Wargame Design Studio also publishes the Modern Campaigns games of a hypothetical Soviet invasion of NATO in the 1980s, plus other series including the American Civil War, the Napoleonic Wars and the American Revolution.
With 114 titles in the Wargame Design Studio family, there is enough playtime in this game system to last a lifetime.
Flashpoint Campaigns: If you want to understand why Russia’s army is floundering in Ukraine, then play this series from Matrix Games.
A grand-tactical, company- and platoon-level computer simulation of the Soviet invasion of NATO that never happened, Flashpoint Campaigns focuses on command and control. Give orders to your troops, and a certain amount of game time will elapse before they execute them, depending on factors such as electronic warfare and whether units are static or moving. This requires anticipating how the battlefield will look 15 minutes to an hour from now.
Just as important is that orders can only be issued at specified intervals, and those intervals are shorter for NATO than the Soviets. That means that when the battle doesn’t go as planned (when does it ever?), the NATO commander can more quickly revise their orders, while the Soviet troops are stuck executing their last set of instructions.
The COIN series: This counterinsurgency series of board games from publisher GMT Games tackles the political-military sphere of warfare, from the Roman invasion of Gaul to the U.S. campaigns in Afghanistan and Iraq.
The heart of the COIN family is asymmetry: Each game in the series has multiple factions — such as the Romans, America and the Taliban — with differing capabilities to attack foes and win the support of the populace.
Although the COIN games are somewhat abstract compared to traditional firepower-focused wargames, they superbly illustrate military theorist Carl von Clausewitz’s observation that war is politics by other means.
War in the East 2: It’s not easy to describe a computer game with a hardcover manual that’s 520 pages long.
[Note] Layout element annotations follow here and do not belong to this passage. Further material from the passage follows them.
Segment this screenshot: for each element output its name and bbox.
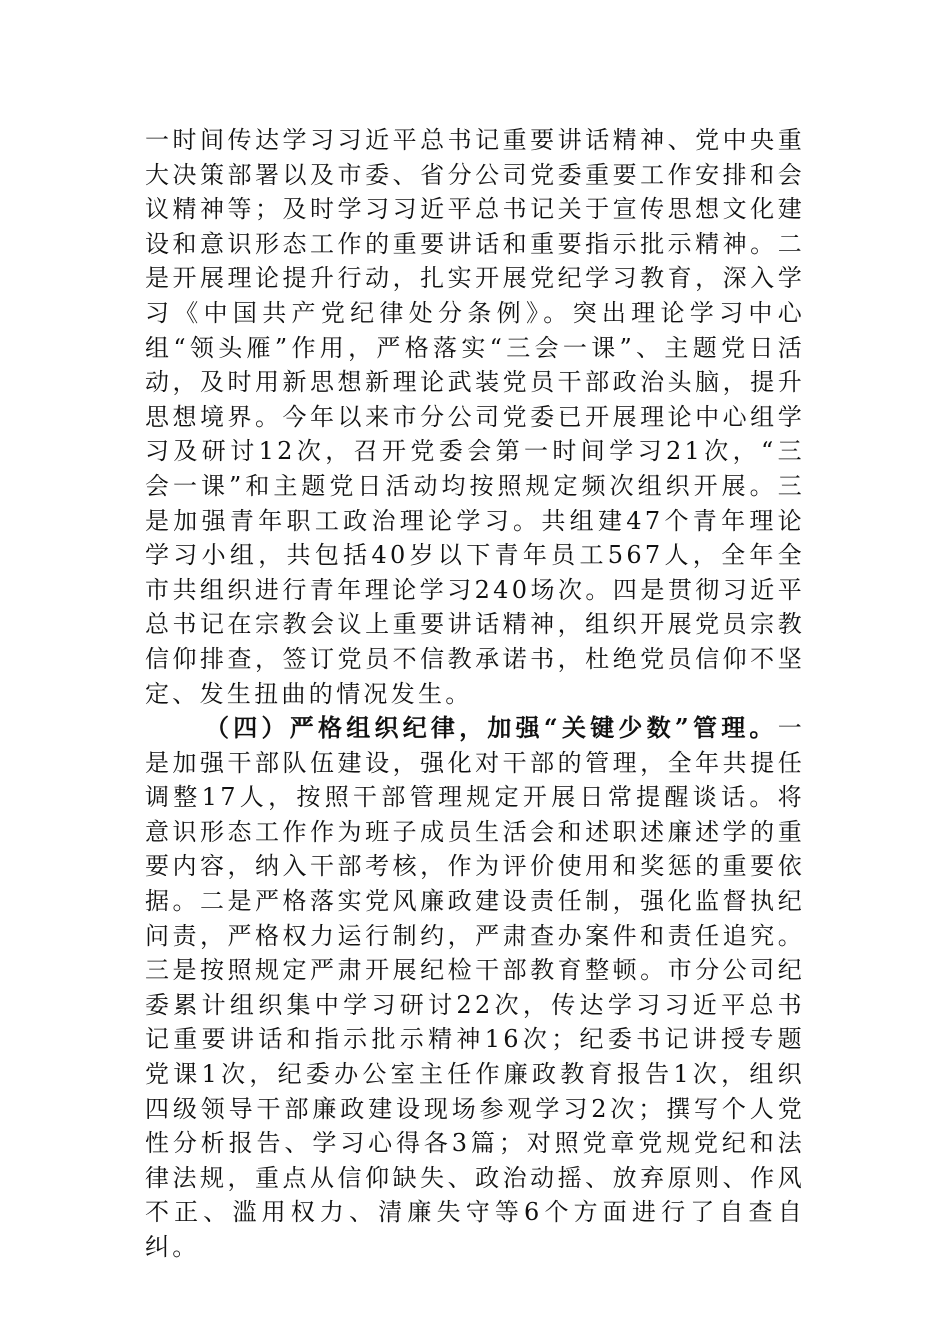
paragraph-section-four [145, 711, 805, 1265]
document-body [145, 123, 805, 1265]
paragraph-continued: 一时间传达学习习近平总书记重要讲话精神、党中央重大决策部署以及市委、省分公司党委重要工作安排和会议精神等；及时学习习近平总书记关于宣传思想文化建设和意识形态工作的重要讲话和重要指示批示精神。二是开展理论提升行动，扎实开展党纪学习教育，深入学习《中国共产党纪律处分条例》。突出理论学习中心组“领头雁”作用，严格落实“三会一课”、主题党日活动，及时用新思想新理论武装党员干部政治头脑，提升思想境界。今年以来市分公司党委已开展理论中心组学习及研讨12次，召开党委会第一时间学习21次，“三会一课”和主题党日活动均按照规定频次组织开展。三是加强青年职工政治理论学习。共组建47个青年理论学习小组，共包括40岁以下青年员工567人，全年全市共组织进行青年理论学习240场次。四是贯彻习近平总书记在宗教会议上重要讲话精神，组织开展党员宗教信仰排查，签订党员不信教承诺书，杜绝党员信仰不坚定、发生扭曲的情况发生。 [145, 126, 805, 708]
section-heading: （四）严格组织纪律，加强“关键少数”管理。 [205, 713, 778, 743]
section-body: 一是加强干部队伍建设，强化对干部的管理，全年共提任调整17人，按照干部管理规定开展日常提醒谈话。将意识形态工作作为班子成员生活会和述职述廉述学的重要内容，纳入干部考核，作为评价使用和奖惩的重要依据。二是严格落实党风廉政建设责任制，强化监督执纪问责，严格权力运行制约，严肃查办案件和责任追究。三是按照规定严肃开展纪检干部教育整顿。市分公司纪委累计组织集中学习研讨22次，传达学习习近平总书记重要讲话和指示批示精神16次；纪委书记讲授专题党课1次，纪委办公室主任作廉政教育报告1次，组织四级领导干部廉政建设现场参观学习2次；撰写个人党性分析报告、学习心得各3篇；对照党章党规党纪和法律法规，重点从信仰缺失、政治动摇、放弃原则、作风不正、滥用权力、清廉失守等6个方面进行了自查自纠。 [145, 714, 805, 1261]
Fortunately, you don’t need a Ph.D. to play this wargame from Matrix Games — just the stamina to play a monster strategic wargame of the Eastern Front 1941-1945, in which German and Soviet players control hundreds of divisions and thousands of brigades, regiments and battalions.
WITE 2 particularly shines in logistics, with supplies tracked by the ton, and rail lines assessed by their capacity and whether they are single- or double-track.
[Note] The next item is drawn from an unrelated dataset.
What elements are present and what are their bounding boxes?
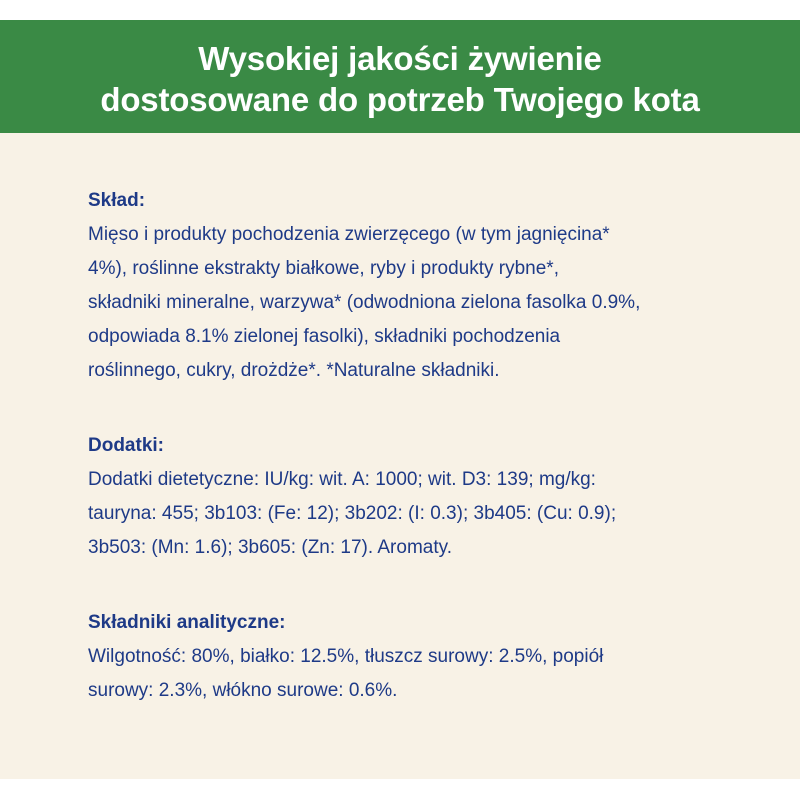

The game may sound daunting — and it is to some extent — but the artificial intelligence handles much of the administrative burden. The result is a deep simulation of theater-level planning, including the importance of ensuring that adequate supplies are stockpiled before your arrival.
Terraforming Mars: From Swedish publisher FryxGames, this is not a wargame in either form or function. It’s a tabletop simulation in nation-building (or planet-building) as rival corporations seek to transform Mars into a second Earth. Players essentially have to create their economic machine from scratch, assembling resources, building infrastructure, erecting cities and planting forests.
TM offers a fascinating glimpse into the science of terraforming. But as gray-zone warfare becomes a fact of life on Earth, from cyberattacks to cutting undersea cables, it also illustrates the links that sustain a society and how those links can be disrupted.